LOCAL PREVIEW View on GitHub

Skill 3.1.5: Advanced Adversarial Threat Detection

Task: Task 3.1
Goal: Detect prompt injection, jailbreaks, obfuscation, and emerging LLM-specific threats before they compromise the chatbot.

User Story

As an AI Security Engineer, I want MangaAssist to detect adversarial inputs and continuously test its own defenses so that prompt injection, jailbreak attempts, and security bypass patterns are found early and handled consistently.

Grounded Scenarios

Scenario Why It Matters
A user inserts zero-width characters into "ignore previous instructions" to evade filters Attackers rarely send clean benchmark strings
A malicious product review asks the model to reveal internal prompts when retrieved Indirect prompt injection can arrive from trusted-looking data sources
A user pastes base64 or ROT13 text with a jailbreak instruction Obfuscated attacks require canonicalization and anomaly detection

Deep-Dive Design

1. Canonicalization Pipeline

Before classification:

  • normalize whitespace and Unicode
  • detect unusual character distributions
  • identify encoded payload indicators
  • compute basic lexical anomaly features such as excessive delimiters or roleplay phrases

This converts many "novel" attacks into recognizable patterns.

2. Hybrid Detection Stack

Use three complementary detectors:

  1. Signature rules for known attack phrases and prompt-leak templates
  2. Safety classifiers for jailbreak probability, instruction conflict, and exfiltration intent
  3. Anomaly scores for unfamiliar payload shapes, long-context flooding, or suspicious encoding

No single detector is reliable enough on its own.

3. Threat Scoring and Policy Actions

Combine detector outputs into a threat score that drives action:

  • low: log only
  • medium: allow but harden prompt and disable sensitive tools
  • high: block or safe-complete
  • critical: quarantine session, throttle, and alert security analysts

Sometimes we can still answer safely if we disable risky capabilities.

4. Retrieval and Tool Hardening

Threat detection should also inspect:

  • retrieved KB chunks
  • imported review content
  • tool outputs from order or support systems

If suspicious context is detected, tag it as untrusted and either drop it or wrap it in stronger instructions that forbid obedience to embedded directives.

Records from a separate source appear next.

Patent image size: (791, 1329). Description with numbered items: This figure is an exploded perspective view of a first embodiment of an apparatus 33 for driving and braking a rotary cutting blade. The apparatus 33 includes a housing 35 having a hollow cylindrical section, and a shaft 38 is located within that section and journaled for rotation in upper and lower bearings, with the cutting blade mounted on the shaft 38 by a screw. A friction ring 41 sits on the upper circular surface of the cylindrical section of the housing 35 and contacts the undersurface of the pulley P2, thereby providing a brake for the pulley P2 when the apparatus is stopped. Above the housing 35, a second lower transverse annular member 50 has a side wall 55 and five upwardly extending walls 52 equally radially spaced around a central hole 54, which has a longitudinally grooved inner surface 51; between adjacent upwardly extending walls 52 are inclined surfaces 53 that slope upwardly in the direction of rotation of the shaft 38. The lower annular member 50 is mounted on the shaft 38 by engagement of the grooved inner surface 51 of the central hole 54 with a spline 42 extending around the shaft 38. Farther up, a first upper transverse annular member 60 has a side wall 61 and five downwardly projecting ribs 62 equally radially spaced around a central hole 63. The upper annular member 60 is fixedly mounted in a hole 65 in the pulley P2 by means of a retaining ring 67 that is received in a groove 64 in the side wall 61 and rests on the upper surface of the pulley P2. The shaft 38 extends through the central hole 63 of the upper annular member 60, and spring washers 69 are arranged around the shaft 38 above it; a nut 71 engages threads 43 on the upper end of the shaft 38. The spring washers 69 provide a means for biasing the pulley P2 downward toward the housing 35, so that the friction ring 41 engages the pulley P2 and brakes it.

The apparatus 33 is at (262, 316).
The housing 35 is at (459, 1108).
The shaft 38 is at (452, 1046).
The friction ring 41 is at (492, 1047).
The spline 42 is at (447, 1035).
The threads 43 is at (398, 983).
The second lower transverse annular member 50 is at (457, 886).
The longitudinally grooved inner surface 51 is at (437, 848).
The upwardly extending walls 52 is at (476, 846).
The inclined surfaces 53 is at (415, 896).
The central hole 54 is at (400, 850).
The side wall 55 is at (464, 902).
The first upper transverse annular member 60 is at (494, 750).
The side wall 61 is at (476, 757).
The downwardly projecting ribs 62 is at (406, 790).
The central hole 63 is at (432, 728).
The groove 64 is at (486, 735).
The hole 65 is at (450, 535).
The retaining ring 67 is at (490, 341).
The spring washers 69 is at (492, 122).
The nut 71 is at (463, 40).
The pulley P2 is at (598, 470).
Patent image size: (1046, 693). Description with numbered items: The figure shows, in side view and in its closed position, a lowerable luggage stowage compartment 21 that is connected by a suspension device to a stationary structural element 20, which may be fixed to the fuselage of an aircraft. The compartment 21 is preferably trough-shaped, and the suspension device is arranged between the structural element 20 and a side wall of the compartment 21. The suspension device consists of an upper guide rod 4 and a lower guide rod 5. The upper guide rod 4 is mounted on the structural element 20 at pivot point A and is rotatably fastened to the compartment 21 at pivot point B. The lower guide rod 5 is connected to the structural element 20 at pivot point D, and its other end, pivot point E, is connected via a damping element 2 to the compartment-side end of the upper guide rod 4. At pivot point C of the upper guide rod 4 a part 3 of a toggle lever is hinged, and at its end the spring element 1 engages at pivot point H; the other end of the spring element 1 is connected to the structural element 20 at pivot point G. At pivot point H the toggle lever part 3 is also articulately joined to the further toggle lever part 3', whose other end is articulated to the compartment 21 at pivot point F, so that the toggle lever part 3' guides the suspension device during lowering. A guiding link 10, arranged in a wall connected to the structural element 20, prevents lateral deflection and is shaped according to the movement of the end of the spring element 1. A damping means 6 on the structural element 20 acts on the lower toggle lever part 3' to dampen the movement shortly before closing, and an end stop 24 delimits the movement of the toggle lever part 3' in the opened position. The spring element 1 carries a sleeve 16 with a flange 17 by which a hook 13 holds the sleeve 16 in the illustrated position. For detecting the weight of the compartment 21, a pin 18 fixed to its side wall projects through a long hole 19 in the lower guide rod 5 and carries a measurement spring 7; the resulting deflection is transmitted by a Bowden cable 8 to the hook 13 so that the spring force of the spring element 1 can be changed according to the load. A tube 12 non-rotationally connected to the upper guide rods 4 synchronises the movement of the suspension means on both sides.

5. Automated Adversarial Testing

Create a Step Functions workflow that runs nightly or per release:

  • replay known jailbreak corpora
  • mutate prompts with obfuscation techniques
  • inject malicious snippets into synthetic retrieval chunks
  • compare current detection performance against the previous release

This turns threat detection into a continuously tested system instead of a static ruleset.

Acceptance Criteria

  • Obfuscated prompt injection attempts are detected above an agreed recall target.
  • Suspicious retrieved context can be quarantined before prompt assembly.
  • High-risk sessions trigger throttling or restricted-mode execution.
  • Red-team regression suites run automatically on prompt, model, or policy changes.
  • Security analysts can inspect attack telemetry without accessing unnecessary customer data.

Signals and Metrics

  • jailbreak detection recall and precision
  • indirect prompt injection catch rate
  • number of attacks downgraded to safe mode instead of full block
  • median time to add a new attack signature
  • adversarial regression pass rate by release

Failure Modes and Tradeoffs

  • High false positives can punish power users with odd formatting. Mitigation: separate "risky style" from "harmful intent."
  • Attack evolution quickly outpaces static regexes. Mitigation: keep classifier and red-team loops active.
  • Detection without containment is incomplete. Mitigation: connect threat scores to tool disabling, safe mode, and analyst alerts.

Interview Takeaway

Advanced threat detection is part security engineering, part evaluation engineering. The mature design combines canonicalization, hybrid detectors, containment actions, and automated adversarial testing.